Thing is, I would suggest that the same is true of the DUP. Indeed, Eamonn Mallie was on Irish radio this morning (not sure where: I got this second-hand), saying that Paisley had told him that he wanted to die as the Prime Minister of NI. I'm not sure how much credence to put on this, but the fact that it seems plausible is itself the point. As Tom Griffen points out, Paisley could well be 'the new Dev!'

We need to remember that the DUP were a polaroid away from going into power with the Shinners before Christmas. I guess that they'll enter some sort of power-sharing arrangement with SF sooner than we think.

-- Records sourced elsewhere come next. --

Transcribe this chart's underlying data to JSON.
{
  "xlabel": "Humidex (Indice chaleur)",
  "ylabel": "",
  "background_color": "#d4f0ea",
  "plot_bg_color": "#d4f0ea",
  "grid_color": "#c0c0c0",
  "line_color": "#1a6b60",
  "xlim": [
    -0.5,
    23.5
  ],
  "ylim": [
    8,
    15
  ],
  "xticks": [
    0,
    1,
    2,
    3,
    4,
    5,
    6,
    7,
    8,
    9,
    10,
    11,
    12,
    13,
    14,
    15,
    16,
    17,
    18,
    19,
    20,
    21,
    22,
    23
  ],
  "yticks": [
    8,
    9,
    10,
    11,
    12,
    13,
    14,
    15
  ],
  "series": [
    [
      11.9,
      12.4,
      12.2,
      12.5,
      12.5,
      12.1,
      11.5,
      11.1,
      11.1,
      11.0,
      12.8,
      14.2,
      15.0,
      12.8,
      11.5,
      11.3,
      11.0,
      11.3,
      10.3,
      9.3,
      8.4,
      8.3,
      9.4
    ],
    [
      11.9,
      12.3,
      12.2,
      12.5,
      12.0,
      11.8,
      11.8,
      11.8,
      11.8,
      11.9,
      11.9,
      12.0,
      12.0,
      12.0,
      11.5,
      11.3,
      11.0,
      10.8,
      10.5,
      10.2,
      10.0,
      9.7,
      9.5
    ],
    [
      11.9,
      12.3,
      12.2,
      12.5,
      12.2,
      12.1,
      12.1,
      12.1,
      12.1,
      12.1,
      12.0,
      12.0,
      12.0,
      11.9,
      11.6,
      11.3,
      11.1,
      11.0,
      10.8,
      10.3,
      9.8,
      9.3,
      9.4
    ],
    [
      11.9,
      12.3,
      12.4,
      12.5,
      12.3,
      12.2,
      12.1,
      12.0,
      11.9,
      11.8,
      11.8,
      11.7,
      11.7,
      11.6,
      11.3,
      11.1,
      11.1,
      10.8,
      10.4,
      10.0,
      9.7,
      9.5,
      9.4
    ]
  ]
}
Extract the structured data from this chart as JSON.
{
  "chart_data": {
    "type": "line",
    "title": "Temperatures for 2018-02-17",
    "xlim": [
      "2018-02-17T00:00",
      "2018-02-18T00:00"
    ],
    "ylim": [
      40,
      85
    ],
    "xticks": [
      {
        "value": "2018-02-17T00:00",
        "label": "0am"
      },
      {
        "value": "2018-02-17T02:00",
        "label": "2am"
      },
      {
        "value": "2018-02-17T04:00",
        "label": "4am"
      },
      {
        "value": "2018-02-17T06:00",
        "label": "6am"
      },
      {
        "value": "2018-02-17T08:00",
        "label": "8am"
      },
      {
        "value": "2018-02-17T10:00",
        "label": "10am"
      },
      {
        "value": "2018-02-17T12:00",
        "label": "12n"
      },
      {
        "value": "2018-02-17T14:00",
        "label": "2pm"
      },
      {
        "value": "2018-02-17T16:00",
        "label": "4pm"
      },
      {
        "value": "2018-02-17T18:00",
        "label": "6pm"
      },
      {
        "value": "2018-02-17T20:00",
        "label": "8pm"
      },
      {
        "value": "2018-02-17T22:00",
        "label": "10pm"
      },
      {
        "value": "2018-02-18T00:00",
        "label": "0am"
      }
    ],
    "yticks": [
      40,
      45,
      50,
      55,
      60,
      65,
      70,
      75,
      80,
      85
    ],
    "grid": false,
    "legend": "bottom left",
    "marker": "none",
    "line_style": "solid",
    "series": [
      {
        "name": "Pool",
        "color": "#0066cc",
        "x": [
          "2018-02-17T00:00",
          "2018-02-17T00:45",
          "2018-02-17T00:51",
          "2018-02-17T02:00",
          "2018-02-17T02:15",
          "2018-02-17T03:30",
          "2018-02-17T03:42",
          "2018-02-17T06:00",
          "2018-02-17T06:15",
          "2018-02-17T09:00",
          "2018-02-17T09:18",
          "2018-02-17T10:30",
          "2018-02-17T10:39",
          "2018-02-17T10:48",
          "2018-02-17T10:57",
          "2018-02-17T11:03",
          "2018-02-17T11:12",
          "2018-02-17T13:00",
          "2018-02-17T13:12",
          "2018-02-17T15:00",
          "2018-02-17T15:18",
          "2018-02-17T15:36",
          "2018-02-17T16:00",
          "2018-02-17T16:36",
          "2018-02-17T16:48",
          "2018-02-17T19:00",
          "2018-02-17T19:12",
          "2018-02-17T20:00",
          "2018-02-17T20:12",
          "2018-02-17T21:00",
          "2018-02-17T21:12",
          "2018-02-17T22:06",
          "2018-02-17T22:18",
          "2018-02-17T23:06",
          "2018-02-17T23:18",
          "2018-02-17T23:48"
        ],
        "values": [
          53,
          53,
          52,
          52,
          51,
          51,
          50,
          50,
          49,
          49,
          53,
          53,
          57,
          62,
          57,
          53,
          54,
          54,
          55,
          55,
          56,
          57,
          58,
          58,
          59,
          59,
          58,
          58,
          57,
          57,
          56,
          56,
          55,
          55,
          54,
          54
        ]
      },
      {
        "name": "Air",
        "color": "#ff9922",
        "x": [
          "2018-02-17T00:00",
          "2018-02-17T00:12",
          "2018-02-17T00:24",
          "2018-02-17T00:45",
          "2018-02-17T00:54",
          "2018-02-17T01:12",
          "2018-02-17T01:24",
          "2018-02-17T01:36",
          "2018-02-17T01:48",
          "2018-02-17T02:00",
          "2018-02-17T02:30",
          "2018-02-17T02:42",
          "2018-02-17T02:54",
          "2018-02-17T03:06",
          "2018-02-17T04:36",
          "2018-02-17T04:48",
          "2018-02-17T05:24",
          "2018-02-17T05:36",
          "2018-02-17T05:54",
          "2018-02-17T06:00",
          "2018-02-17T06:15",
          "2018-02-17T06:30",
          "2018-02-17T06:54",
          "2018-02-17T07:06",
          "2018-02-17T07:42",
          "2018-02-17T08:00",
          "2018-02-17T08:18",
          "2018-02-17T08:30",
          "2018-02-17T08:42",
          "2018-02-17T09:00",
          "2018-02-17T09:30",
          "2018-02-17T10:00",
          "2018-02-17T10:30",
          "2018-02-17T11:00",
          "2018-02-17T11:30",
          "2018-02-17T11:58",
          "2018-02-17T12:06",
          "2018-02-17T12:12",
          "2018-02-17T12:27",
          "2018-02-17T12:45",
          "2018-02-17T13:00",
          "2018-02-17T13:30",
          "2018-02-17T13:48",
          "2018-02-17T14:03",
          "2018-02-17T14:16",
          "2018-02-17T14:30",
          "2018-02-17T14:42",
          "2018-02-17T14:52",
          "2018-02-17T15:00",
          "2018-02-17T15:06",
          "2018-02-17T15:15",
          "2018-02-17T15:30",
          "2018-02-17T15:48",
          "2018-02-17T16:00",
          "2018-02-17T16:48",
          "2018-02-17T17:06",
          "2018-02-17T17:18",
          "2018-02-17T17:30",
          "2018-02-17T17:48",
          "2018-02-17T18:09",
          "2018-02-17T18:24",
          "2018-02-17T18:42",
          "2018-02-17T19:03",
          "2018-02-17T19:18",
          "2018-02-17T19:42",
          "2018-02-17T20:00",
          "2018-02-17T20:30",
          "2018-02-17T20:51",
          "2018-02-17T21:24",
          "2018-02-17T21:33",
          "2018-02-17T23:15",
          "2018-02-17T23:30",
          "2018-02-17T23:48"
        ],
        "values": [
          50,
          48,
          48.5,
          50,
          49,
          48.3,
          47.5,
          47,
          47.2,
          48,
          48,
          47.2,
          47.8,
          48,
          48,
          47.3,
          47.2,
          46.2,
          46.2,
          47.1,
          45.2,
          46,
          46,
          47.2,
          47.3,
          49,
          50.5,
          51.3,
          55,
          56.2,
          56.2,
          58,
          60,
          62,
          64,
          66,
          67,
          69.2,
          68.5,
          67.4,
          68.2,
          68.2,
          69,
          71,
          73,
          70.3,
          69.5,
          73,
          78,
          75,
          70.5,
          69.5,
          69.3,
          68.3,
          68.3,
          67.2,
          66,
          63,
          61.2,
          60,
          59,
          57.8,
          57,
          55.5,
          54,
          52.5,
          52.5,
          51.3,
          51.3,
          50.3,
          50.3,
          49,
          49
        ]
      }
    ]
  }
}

Given that the distinction people made between the two parties is probably unwarranted, the chief reason that the DUP swept the board is that they managed their campaign very well. They were spectacularly professional. Despite the fact that it was nothing of the sort, they set an agenda that presented the election as a referendum on whether Adams should be in power or not.

Simultaneously, the UUP were banging on with their muddled and vaguely offensive 'decent people' and 'simply British' campaigns without any real focus to their message (beyond an attempt to play the DUP on their own ground, a mistake that they consistently made in the last number of years). Where, for instance, was the effort to encourage tactical voting from nationalists?

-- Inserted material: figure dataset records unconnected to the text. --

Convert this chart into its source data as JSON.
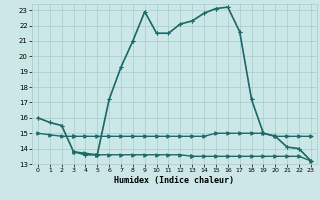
{
  "xlabel": "Humidex (Indice chaleur)",
  "bg_color": "#cce8e6",
  "line_color": "#1a6b6b",
  "grid_color": "#aacccc",
  "xlim": [
    -0.5,
    23.5
  ],
  "ylim": [
    13,
    23.4
  ],
  "yticks": [
    13,
    14,
    15,
    16,
    17,
    18,
    19,
    20,
    21,
    22,
    23
  ],
  "xticks": [
    0,
    1,
    2,
    3,
    4,
    5,
    6,
    7,
    8,
    9,
    10,
    11,
    12,
    13,
    14,
    15,
    16,
    17,
    18,
    19,
    20,
    21,
    22,
    23
  ],
  "curve_solid_x": [
    0,
    1,
    2,
    3,
    4,
    5,
    6,
    7,
    8,
    9,
    10,
    11,
    12,
    13,
    14,
    15,
    16,
    17,
    18,
    19,
    20,
    21,
    22,
    23
  ],
  "curve_solid_y": [
    16.0,
    15.7,
    15.5,
    13.8,
    13.6,
    13.6,
    17.2,
    19.3,
    21.0,
    22.9,
    21.5,
    21.5,
    22.1,
    22.3,
    22.8,
    23.1,
    23.2,
    21.6,
    17.2,
    15.0,
    14.8,
    14.1,
    14.0,
    13.2
  ],
  "curve_dot_x": [
    0,
    1,
    2,
    3,
    4,
    5,
    6,
    7,
    8,
    9,
    10,
    11,
    12,
    13,
    14,
    15,
    16,
    17,
    18,
    19,
    20,
    21,
    22,
    23
  ],
  "curve_dot_y": [
    16.0,
    15.7,
    15.5,
    13.8,
    13.6,
    13.6,
    17.2,
    19.3,
    21.0,
    22.9,
    21.5,
    21.5,
    22.1,
    22.3,
    22.8,
    23.1,
    23.2,
    21.6,
    17.2,
    15.0,
    14.8,
    14.1,
    14.0,
    13.2
  ],
  "curve_flat1_x": [
    0,
    1,
    2,
    3,
    3,
    4,
    5,
    6,
    7,
    8,
    9,
    10,
    11,
    12,
    13,
    14,
    15,
    16,
    17,
    18,
    19,
    20,
    21,
    22,
    23
  ],
  "curve_flat1_y": [
    15.0,
    14.9,
    14.8,
    14.8,
    14.8,
    14.8,
    14.8,
    14.8,
    14.8,
    14.8,
    14.8,
    14.8,
    14.8,
    14.8,
    14.8,
    14.8,
    15.0,
    15.0,
    15.0,
    15.0,
    15.0,
    14.8,
    14.8,
    14.8,
    14.8
  ],
  "curve_flat2_x": [
    3,
    4,
    5,
    5,
    6,
    7,
    8,
    9,
    10,
    11,
    12,
    13,
    13,
    14,
    15,
    16,
    17,
    18,
    19,
    20,
    21,
    22,
    23
  ],
  "curve_flat2_y": [
    13.8,
    13.7,
    13.6,
    13.6,
    13.6,
    13.6,
    13.6,
    13.6,
    13.6,
    13.6,
    13.6,
    13.5,
    13.5,
    13.5,
    13.5,
    13.5,
    13.5,
    13.5,
    13.5,
    13.5,
    13.5,
    13.5,
    13.2
  ]
}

Elections are, at some level, about the constructions of beliefs in the minds of the electorate. And the DUP did a first-rate job. If you want to know why they won, the play of principles will only tell you so much. You need to find out who Peter Robinson has brought into Dundela Avenue and how they decided to play the electoral game: how the captured and shaped the themes of the election. And indeed, how they captured and shaped the initiative in Unionist politics for the previous 8 years (perhaps 40 years!).

Not, by the way, that this sort of thing is unique to the Unionist camps. The SDLP were lucky to get away with this election: they could easily have been routed for exactly the same reason. Why, instead of playing the Shinners on Shinner turf, did they not try to construct the choice facing the nationalist portion of the electorate as between them and the mafia?

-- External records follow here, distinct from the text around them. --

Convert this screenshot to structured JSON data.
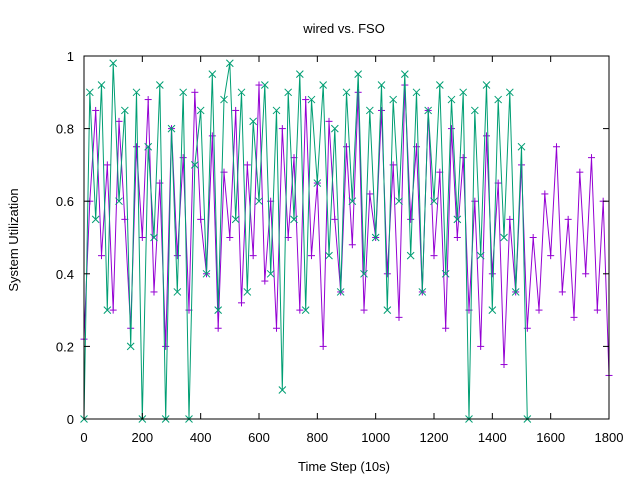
{
  "chart_data": {
    "type": "line",
    "title": "wired vs. FSO",
    "xlabel": "Time Step (10s)",
    "ylabel": "System Utilization",
    "xlim": [
      0,
      1800
    ],
    "ylim": [
      0,
      1
    ],
    "xticks": [
      "0",
      "200",
      "400",
      "600",
      "800",
      "1000",
      "1200",
      "1400",
      "1600",
      "1800"
    ],
    "yticks": [
      "0",
      "0.2",
      "0.4",
      "0.6",
      "0.8",
      "1"
    ],
    "grid": false,
    "legend": "none",
    "series": [
      {
        "color": "#9400d3",
        "marker": "plus",
        "x": [
          0,
          20,
          40,
          60,
          80,
          100,
          120,
          140,
          160,
          180,
          200,
          220,
          240,
          260,
          280,
          300,
          320,
          340,
          360,
          380,
          400,
          420,
          440,
          460,
          480,
          500,
          520,
          540,
          560,
          580,
          600,
          620,
          640,
          660,
          680,
          700,
          720,
          740,
          760,
          780,
          800,
          820,
          840,
          860,
          880,
          900,
          920,
          940,
          960,
          980,
          1000,
          1020,
          1040,
          1060,
          1080,
          1100,
          1120,
          1140,
          1160,
          1180,
          1200,
          1220,
          1240,
          1260,
          1280,
          1300,
          1320,
          1340,
          1360,
          1380,
          1400,
          1420,
          1440,
          1460,
          1480,
          1500,
          1520,
          1540,
          1560,
          1580,
          1600,
          1620,
          1640,
          1660,
          1680,
          1700,
          1720,
          1740,
          1760,
          1780,
          1800
        ],
        "values": [
          0.22,
          0.6,
          0.85,
          0.45,
          0.7,
          0.3,
          0.82,
          0.55,
          0.25,
          0.75,
          0.5,
          0.88,
          0.35,
          0.65,
          0.2,
          0.8,
          0.45,
          0.72,
          0.3,
          0.9,
          0.55,
          0.4,
          0.78,
          0.25,
          0.68,
          0.5,
          0.85,
          0.32,
          0.7,
          0.45,
          0.92,
          0.38,
          0.6,
          0.25,
          0.8,
          0.5,
          0.72,
          0.3,
          0.88,
          0.45,
          0.65,
          0.2,
          0.82,
          0.55,
          0.35,
          0.75,
          0.48,
          0.9,
          0.3,
          0.62,
          0.5,
          0.85,
          0.4,
          0.7,
          0.28,
          0.92,
          0.55,
          0.75,
          0.35,
          0.85,
          0.45,
          0.68,
          0.25,
          0.8,
          0.5,
          0.72,
          0.3,
          0.6,
          0.2,
          0.78,
          0.4,
          0.65,
          0.15,
          0.55,
          0.35,
          0.7,
          0.25,
          0.5,
          0.3,
          0.62,
          0.45,
          0.75,
          0.35,
          0.55,
          0.28,
          0.68,
          0.4,
          0.72,
          0.3,
          0.6,
          0.12
        ]
      },
      {
        "color": "#009e73",
        "marker": "x",
        "x": [
          0,
          20,
          40,
          60,
          80,
          100,
          120,
          140,
          160,
          180,
          200,
          220,
          240,
          260,
          280,
          300,
          320,
          340,
          360,
          380,
          400,
          420,
          440,
          460,
          480,
          500,
          520,
          540,
          560,
          580,
          600,
          620,
          640,
          660,
          680,
          700,
          720,
          740,
          760,
          780,
          800,
          820,
          840,
          860,
          880,
          900,
          920,
          940,
          960,
          980,
          1000,
          1020,
          1040,
          1060,
          1080,
          1100,
          1120,
          1140,
          1160,
          1180,
          1200,
          1220,
          1240,
          1260,
          1280,
          1300,
          1320,
          1340,
          1360,
          1380,
          1400,
          1420,
          1440,
          1460,
          1480,
          1500,
          1520
        ],
        "values": [
          0.0,
          0.9,
          0.55,
          0.92,
          0.3,
          0.98,
          0.6,
          0.85,
          0.2,
          0.9,
          0.0,
          0.75,
          0.5,
          0.92,
          0.0,
          0.8,
          0.35,
          0.9,
          0.0,
          0.7,
          0.85,
          0.4,
          0.95,
          0.3,
          0.88,
          0.98,
          0.55,
          0.9,
          0.35,
          0.82,
          0.6,
          0.92,
          0.4,
          0.85,
          0.08,
          0.9,
          0.55,
          0.95,
          0.3,
          0.88,
          0.65,
          0.92,
          0.45,
          0.8,
          0.35,
          0.9,
          0.6,
          0.95,
          0.4,
          0.85,
          0.5,
          0.92,
          0.3,
          0.88,
          0.6,
          0.95,
          0.45,
          0.9,
          0.35,
          0.85,
          0.6,
          0.92,
          0.4,
          0.88,
          0.55,
          0.9,
          0.0,
          0.85,
          0.45,
          0.92,
          0.3,
          0.88,
          0.5,
          0.9,
          0.35,
          0.75,
          0.0
        ]
      }
    ]
  }
}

Every time Durkan was on the television he should have been saying 'we stand for law and order. They knife people outside bars.' That's the sort of stuff that wins elections. Instead, the SDLP effectively ran the SF united Ireland campaign. It's baffling.

In short, as Mick put it over on Slugger, this election marked the death of amateur politics in Northern Ireland.

And in the meanwhile, some of us return to one of NI's Summer sports: assaulting children.

1 I should say that this point is a bit more limited to the manner in which I proposed it yesterday. In other words, I take on board a lot of what Paul and others had to say about the position the UUP found itself in.